Enjoy the information that I found deep in reddit rabbit-holes and TSMC blog posts.

Part 1 — History & Industry

Part 2 — The Rise of AI

Part 3 — The Paradigm Shift of Compute

Origin of the GPU

The first Graphics Processing units (GPUs) were created to render visuals in arcade games. As these techniques evolved the GPU became the heart of graphics compute in everything from complex multiplayer gaming systems to the display of your Mac/PC.

In the early 2000s researchers at Stanford discovered the relationship between graphics processing and other compute intensive processing tasks (AI) and partnered with NVIDIA to classify cats, running the first ML model (an image classifier) on a GPU. The generalization of the GPU stems from the fact that it excels at SIMD (Single Instruction Multiple Data) operations.

Why is the GPU so good at math?

A CPU is the brain of a computer, and a GPU is the calculator. CPUs control everything, save to memory and decide when work is sent to the GPU for evaluation. A core is the component that does math, the calculator’s processor. A core is full of transistors which represent numbers in binary. Cores run boolean operations AND, OR, NOT, XOR (exclusive OR) representing any multiplication, division, addition, or subtraction. Read a cool description of how this works in a calculator here. The number of cores determines the number of simultaneous processes that can be run.

The massive parallelization through cores is why GPUs excel. There are 5120 cores on a V100 (Recent NVIDA GPU) while the average CPU has 48 cores. That’s about 100x processing capacity. Though core count is a useful and frequent comparison it is not quite apples to apples. GPU cores have a small eligible instruction set while CPU cores are more versatile. See here for an in-depth explanation.

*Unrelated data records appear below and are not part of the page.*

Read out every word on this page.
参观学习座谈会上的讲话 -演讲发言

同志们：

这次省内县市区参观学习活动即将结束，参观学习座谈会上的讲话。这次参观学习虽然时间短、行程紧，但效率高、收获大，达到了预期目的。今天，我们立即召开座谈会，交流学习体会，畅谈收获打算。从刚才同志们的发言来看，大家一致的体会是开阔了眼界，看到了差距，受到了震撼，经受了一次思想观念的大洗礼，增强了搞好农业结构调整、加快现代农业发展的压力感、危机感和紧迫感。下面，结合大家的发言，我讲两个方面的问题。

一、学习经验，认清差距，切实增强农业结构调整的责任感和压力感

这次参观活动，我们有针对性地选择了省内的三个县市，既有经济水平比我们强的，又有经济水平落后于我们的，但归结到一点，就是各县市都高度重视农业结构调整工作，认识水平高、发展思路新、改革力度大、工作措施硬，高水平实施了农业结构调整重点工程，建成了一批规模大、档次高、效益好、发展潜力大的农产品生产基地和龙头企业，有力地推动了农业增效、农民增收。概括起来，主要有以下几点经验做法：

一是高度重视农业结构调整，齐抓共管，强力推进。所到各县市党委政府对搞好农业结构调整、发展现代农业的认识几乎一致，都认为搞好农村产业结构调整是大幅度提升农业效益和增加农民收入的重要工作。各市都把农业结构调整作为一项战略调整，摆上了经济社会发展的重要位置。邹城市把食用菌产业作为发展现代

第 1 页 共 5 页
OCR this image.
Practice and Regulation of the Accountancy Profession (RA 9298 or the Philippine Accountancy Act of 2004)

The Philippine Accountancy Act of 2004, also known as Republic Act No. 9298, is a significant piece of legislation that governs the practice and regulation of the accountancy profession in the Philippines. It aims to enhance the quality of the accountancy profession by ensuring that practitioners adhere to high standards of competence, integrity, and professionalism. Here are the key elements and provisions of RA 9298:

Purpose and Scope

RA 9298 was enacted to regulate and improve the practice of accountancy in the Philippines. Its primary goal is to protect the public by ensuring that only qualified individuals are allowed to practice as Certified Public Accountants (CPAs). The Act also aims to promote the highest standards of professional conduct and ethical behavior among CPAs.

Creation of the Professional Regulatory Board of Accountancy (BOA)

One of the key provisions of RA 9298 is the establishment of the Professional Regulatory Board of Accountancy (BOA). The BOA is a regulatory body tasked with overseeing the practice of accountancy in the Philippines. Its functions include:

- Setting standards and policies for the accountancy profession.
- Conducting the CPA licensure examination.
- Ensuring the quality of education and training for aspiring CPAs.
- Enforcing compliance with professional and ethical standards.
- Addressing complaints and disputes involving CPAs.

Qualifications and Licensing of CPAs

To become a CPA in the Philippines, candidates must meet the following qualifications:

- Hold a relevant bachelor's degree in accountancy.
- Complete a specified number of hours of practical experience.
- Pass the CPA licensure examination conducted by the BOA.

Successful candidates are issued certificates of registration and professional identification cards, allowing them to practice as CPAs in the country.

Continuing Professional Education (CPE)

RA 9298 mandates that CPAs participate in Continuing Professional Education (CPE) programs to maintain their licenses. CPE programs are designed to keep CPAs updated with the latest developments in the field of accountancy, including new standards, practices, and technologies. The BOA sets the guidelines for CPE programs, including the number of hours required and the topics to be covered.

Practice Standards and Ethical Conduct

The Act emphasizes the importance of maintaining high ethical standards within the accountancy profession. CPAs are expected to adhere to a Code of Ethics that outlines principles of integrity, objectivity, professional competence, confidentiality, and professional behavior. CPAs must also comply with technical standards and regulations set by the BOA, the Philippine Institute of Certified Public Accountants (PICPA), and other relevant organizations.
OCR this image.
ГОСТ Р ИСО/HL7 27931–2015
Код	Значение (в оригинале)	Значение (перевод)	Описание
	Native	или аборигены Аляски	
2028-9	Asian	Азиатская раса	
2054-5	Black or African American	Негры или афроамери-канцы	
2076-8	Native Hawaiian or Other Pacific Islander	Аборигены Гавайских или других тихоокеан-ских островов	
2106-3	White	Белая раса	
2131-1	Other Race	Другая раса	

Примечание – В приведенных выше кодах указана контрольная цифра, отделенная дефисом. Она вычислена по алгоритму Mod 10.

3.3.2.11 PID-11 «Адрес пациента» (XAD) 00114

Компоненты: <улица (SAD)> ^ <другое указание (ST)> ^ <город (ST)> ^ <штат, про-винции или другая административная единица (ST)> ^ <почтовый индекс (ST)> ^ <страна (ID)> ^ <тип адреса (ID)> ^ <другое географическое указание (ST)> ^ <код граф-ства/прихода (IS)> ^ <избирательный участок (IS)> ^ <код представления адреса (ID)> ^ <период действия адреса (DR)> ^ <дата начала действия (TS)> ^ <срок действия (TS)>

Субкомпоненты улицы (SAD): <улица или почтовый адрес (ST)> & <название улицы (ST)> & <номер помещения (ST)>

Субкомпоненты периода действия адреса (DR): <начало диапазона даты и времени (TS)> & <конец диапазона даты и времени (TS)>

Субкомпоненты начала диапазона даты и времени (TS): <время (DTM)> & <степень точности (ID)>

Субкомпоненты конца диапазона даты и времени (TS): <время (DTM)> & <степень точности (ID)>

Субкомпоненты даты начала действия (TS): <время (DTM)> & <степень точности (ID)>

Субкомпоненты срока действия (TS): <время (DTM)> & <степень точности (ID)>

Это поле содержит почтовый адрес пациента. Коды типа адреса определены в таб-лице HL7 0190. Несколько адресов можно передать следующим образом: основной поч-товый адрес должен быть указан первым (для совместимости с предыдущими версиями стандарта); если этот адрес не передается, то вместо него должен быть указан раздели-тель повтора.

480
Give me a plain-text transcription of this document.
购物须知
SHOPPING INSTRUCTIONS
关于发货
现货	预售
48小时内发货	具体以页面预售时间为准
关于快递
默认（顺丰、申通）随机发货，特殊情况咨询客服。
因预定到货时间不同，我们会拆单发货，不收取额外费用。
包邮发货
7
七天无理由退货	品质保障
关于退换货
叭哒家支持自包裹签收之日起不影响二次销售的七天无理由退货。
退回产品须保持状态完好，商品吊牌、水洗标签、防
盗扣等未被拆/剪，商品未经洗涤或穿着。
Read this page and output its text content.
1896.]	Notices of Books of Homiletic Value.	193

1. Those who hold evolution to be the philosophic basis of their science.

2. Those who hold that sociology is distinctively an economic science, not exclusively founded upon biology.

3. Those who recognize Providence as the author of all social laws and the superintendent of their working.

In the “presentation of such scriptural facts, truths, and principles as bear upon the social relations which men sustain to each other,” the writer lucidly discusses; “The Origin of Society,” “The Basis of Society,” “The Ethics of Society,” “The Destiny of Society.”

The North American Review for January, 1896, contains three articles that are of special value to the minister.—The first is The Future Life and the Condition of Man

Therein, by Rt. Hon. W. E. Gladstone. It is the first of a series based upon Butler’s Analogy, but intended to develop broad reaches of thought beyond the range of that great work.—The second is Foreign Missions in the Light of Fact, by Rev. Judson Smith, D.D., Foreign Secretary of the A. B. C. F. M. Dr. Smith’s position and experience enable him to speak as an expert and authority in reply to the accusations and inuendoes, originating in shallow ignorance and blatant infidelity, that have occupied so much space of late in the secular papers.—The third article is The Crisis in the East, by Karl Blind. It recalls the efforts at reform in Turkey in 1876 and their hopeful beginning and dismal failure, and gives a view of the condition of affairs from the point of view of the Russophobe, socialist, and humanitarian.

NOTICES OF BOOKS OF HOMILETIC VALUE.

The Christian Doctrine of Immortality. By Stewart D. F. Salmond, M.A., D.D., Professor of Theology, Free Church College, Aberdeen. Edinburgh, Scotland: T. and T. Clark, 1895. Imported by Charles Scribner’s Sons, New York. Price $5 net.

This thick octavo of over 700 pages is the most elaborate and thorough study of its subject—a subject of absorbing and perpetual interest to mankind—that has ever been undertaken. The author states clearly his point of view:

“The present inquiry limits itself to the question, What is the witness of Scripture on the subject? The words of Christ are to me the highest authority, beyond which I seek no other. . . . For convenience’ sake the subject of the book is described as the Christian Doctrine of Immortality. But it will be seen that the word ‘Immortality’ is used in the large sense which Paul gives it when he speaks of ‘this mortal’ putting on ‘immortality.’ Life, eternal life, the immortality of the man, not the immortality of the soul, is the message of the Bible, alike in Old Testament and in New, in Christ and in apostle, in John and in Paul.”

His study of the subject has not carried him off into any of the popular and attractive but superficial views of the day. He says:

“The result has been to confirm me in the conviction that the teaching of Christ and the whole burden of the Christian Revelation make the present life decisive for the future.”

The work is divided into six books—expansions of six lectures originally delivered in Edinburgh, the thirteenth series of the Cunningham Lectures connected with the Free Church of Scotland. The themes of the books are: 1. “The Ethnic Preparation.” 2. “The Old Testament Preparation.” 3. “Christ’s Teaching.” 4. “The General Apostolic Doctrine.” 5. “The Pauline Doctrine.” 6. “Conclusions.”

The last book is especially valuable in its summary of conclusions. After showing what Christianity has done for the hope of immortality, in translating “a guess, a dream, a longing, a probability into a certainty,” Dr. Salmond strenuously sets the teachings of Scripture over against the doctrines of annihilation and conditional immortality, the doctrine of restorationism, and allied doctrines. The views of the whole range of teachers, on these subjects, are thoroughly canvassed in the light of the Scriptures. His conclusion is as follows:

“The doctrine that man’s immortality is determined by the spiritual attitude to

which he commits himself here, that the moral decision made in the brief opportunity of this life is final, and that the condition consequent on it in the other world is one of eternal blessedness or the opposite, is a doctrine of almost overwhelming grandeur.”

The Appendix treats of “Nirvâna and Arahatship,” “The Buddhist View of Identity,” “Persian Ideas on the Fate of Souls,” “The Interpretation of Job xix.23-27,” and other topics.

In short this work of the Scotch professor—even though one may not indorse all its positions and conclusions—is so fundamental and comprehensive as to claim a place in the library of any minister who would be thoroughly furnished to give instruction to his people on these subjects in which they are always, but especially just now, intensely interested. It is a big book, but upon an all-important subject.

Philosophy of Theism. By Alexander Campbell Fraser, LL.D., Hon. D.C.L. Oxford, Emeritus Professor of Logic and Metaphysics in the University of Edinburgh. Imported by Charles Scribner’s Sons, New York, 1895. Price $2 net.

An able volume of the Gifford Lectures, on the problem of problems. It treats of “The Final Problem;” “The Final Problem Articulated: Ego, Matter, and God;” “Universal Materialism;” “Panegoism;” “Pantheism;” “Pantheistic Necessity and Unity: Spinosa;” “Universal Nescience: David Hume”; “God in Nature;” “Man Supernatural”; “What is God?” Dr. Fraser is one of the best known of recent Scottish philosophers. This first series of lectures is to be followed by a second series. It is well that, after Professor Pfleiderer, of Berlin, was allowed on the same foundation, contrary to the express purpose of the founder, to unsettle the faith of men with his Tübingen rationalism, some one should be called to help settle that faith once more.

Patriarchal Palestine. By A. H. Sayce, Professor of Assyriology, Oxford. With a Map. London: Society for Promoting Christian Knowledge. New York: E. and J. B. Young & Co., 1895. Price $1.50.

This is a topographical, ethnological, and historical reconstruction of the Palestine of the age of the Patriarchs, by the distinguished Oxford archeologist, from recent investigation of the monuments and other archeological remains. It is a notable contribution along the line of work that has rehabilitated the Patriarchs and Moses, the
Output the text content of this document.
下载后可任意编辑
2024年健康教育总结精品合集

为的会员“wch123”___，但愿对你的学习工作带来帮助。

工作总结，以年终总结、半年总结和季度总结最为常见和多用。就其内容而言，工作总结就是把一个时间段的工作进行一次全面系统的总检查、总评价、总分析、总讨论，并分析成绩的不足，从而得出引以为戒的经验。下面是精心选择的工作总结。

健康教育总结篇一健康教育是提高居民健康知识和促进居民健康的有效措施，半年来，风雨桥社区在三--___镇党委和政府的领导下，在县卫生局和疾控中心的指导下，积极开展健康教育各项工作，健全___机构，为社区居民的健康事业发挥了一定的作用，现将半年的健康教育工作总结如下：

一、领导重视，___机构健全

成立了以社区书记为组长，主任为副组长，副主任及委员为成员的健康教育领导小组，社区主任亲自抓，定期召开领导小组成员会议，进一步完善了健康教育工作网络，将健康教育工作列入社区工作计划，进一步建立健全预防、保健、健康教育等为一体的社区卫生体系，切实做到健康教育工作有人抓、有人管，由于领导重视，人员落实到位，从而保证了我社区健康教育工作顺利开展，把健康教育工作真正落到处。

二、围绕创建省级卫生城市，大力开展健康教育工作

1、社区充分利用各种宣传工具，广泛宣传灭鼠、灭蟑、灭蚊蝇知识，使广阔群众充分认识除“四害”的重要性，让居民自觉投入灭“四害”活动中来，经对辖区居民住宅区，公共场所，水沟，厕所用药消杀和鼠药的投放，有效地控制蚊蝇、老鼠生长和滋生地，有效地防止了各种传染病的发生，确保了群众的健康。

The use of GPUs for AI was brought to the mass market via NVIDIA’s release of CUDA (Compute Unified Device Architecture) in 2006. CUDA is the toolkit that connects traditional programing languages (python, java, C++) to the machine code required to leverage a GPUs compute. With this innovation, NIVDIA sparked a revolution of GPU adoption for data centers over the following 10 years.

Nvidia Quarterly Revenue by Category

CUDA turned the GPU (Graphics Processing Unit) into the GP-GPU (General Purpose Graphics Processing Unit). Want more? See theses articles for more on the GPU & it’s use for AI & ML.

General Purpose-GPUs (Pre-AI)

To understand the innovations in GPU technology it is useful to understand dynamics in the semiconductor industry.

The Semiconductor Industry

Most of us know Intel, Samsung, TSMC and most recently NVIDIA, but it is critical to understand how these how these players interact, to understand the categories of innovation.

The IDMs of today are the monstrous organizations that ruled semiconductor production during the tech proliferation of the 90s. Nowadays cutting edge chips come most often from fabless design companies & OSATs in partnership.

Fun fact — AMD used to manufacture their own chips but they spun off global foundries in 2009. Former AMD CEO Jerry Sanders once remarked “real men have fabs.” Not anymore Jerry.

In GPU innovation the cutting edge of chip design is coming from NVIDIA and AMD. The advancement of fitting more compute into smaller spaces (transistor density) while maintaining manufacturability comes from OSAT innovation, namely TSMC.

Design Innovation

The innovation in design has come from engineering components and transistors, arranging wires closer and closer together while avoiding crosstalk (where adjacent wires interfere with each other’s signals), and managing heat.

Design companies also spend time innovating the interface through which software engineers use GP-GPU compute. Examples range from the CUDA toolkit to complete apps designed to leverage the GPU.

NVIDIA Apps

Chip Hardware Innovation

Chip hardware innovation is largely owned by the OSATs who work to push the boundary of what was possible in terms of size and manufacturability. The underling philosophy in semiconductor design has been Moores law — that the number of transistors in an integrated circuit (IC) doubles every two years.

Interesting excerpt from a TSMC article (2019) -

Some people believe that Moore’s Law is dead because they believe it is no longer possible to continue to shrink the transistor any further. Just to give you an idea of the scale of the modern transistor, the typical gate is about 20 nanometers long. A water molecule is 0.275 nanometer in diameter! You can now start counting the number of atoms in a transistor. At this scale, many factors limit the fabrication of the transistor.

The primary challenge is the control of materials at the atomic level. How do you place individual atoms to create a transistor? How do you do this for billions of transistors found on a modern chip? How do you build these chips that have billions of transistors in a cost effective manner?